Selasa, 02 Oktober 2012

Merujuk Fatwa MA Kaltim


Merujuk Fatwa MA Kaltim
Samsul Wahidin ;  Guru Besar Ilmu Hukum Fakultas Hukum Unmer Malang
JAWA POS, 02 Oktober 2012


SENGKETA Polri versus KPK dalam penanganan kasus simulator SIM belum berakhir. Masih berkutat pada penyidikan. Ketika Serikat Pengacara Rakyat (SPR) pada Agustus lalu mengajukan uji materi terhadap pasal 50 ayat (3) UU No 30/2002 tentang Komisi Pemberantasan Tindak Pidana Korupsi, hakim MK menasihati bahwa kewenangan pada pasal itu sudah jelas, tidak perlu penafsiran.

Kewenangan penyidikan ada di KPK. Namun, ''nasihat'' tersebut tidak berbentuk putusan MK. Masalahnya, para penggugat tidak berhasil menunjukkan legal standing, kerugian apa yang diderita yang membuat mereka menggugat.

Mengulur Waktu

Penasihat hukum tersangka Irjen Pol Djoko Susilo kemudian melakukan manuver baru, mengajukan fatwa ke MA tentang siapa yang berwenang menangani kasus tersebut. Kendati, permintaan itu bakal ditolak MA karena pemohon fatwa adalah lembaga negara, bukan perorangan (Jawa Pos, 1/10).

Kartu truf untuk membuka kedok bahwa penasihat hukum hanya mengulur waktu adalah fatwa MA No 037/KMA/I/2007. Fatwa itu diminta ketua DPRD Kabupaten Penajam Paser Utara, Kaltim, tentang penanganan sengketa. Yakni, sengketa antara PT Terminalindo Idaman Permai (TIP) dan bupati setempat. Pada butir 3 surat MA tersebut dinyatakan bahwa fatwa (pendapat hukum) hanya diberikan kepada lembaga negara. Surat itu ditembuskan kepada ketua DPR dan ketua Komisi III DPR. Artinya, klausul tersebut bersifat terbuka dan mengikat siapa saja yang ingin meminta fatwa MA.

Kendati disampaikan kepada ketua DPRD di daerah terpencil, Fatwa MA No 037/2007 tersebut memastikan lingkup fatwa. Tentu, hal itu sudah diketahui bahkan dipahami dengan baik oleh penasihat hukum. Mereka tahu tapi tidak mau tahu atau berpura-pura tidak tahu.
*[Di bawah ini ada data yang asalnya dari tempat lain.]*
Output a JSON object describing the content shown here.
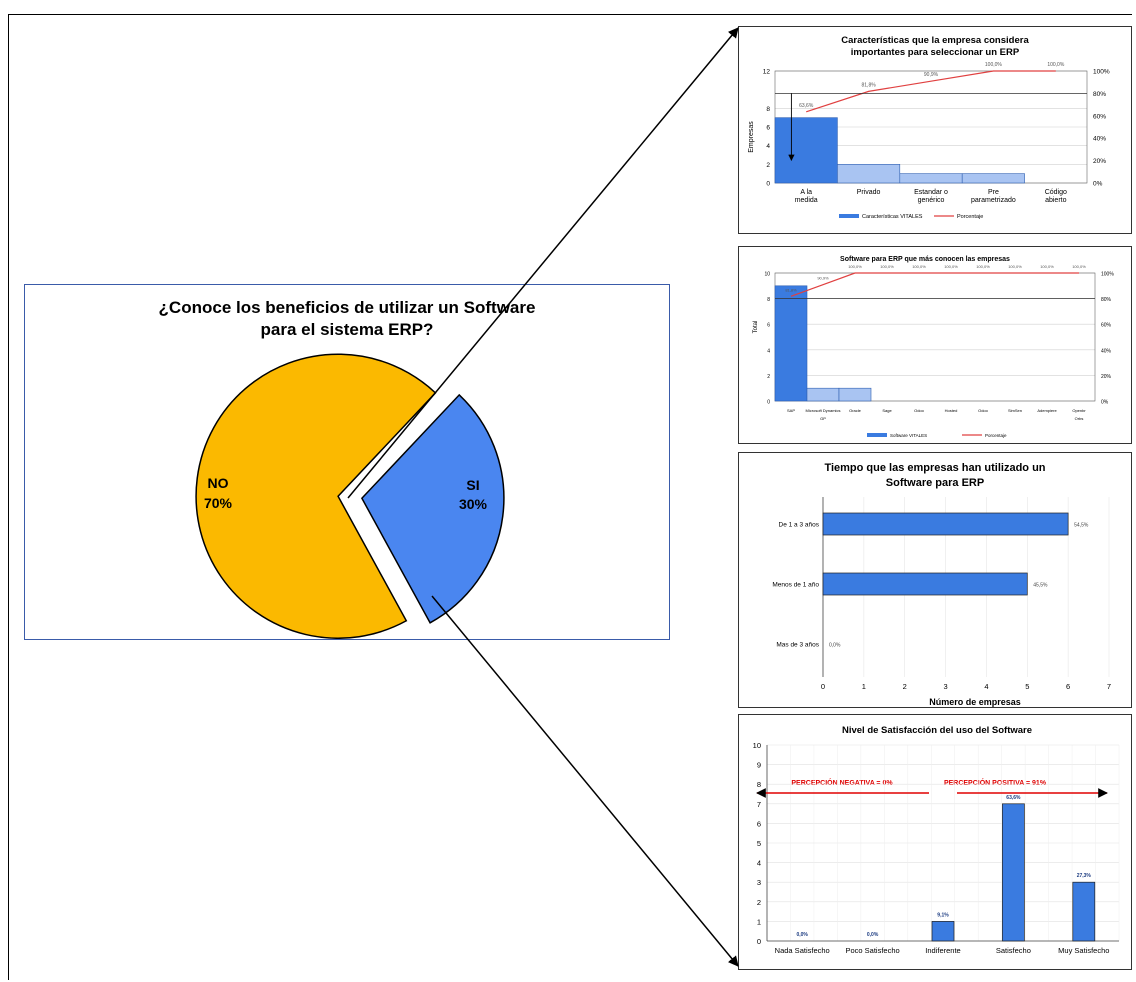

Yang pasti, upaya menolak pemeriksaan oleh KPK tersebut merupakan bentuk sikap tersangka, kalau boleh direpresentasikan sebagai sikap Polri, yang tidak mau menerima. Mereka tak rela ada perkara besar yang menimpa pembesarnya untuk diperiksa lembaga eksternal, dalam hal ini KPK. Di sini juga akan ada seribu satu alasan, mulai yang normatif sampai yang praktis pragmatis. Polri bersikeras bahwa kewenangan penyidikan kasus itu ada pada mereka (Polri).

Sejatinya sudah sangat jelas, fatwa bukan peraturan perundangan atau regeling (jo pasal 7 UU No 12/2011). Jadi, sifatnya tidak mengikat. Pasal itu menyebutkan hierarki peraturan perundang-undangan yang menjadi dasar hukum kinerja lembaga pelayan masyarakat dan seluruh rakyat di republik ini. Dan, para pencari keadilan (justisiabelen) harus tunduk.

Lebih konkretnya, konstruksi sederhana yang dapat disampaikan: manakala fatwa itu nanti (berandai-andai) menyatakan bahwa penyidikan adalah kewenangan KPK, Polri belum tentu tunduk dan tidak ada kekuatan yang mengharuskan tunduk. Sifat fatwa tidak mengikat secara yuridis karena itu hanya pendapat lembaga, kendati lembaga tertinggi hukum. Demikian juga (seandainya) dinyatakan bahwa kewenangan tersebut ada pada Polri, KPK bisa bilang EGP, emang gue pikirin.

Pada masa lalu, fatwa MA memang sangat manjur, bahkan bisa mengesampingkan pasal dalam UU. Itu dulu. Salah satu yang terkenal adalah SEMA No 3 Tahun 1963 yang menganggap KUHPerdata bukan sebagai UU, tapi sebagai kitab hukum yang sekadar menjadi rujukan. Itu SEMA, apa lagi fatwa yang kedudukannya lebih tinggi daripada SEMA. Jadi, pada masa lalu, fatwa MA tersebut benar-benar sakti karena selalu ditaati.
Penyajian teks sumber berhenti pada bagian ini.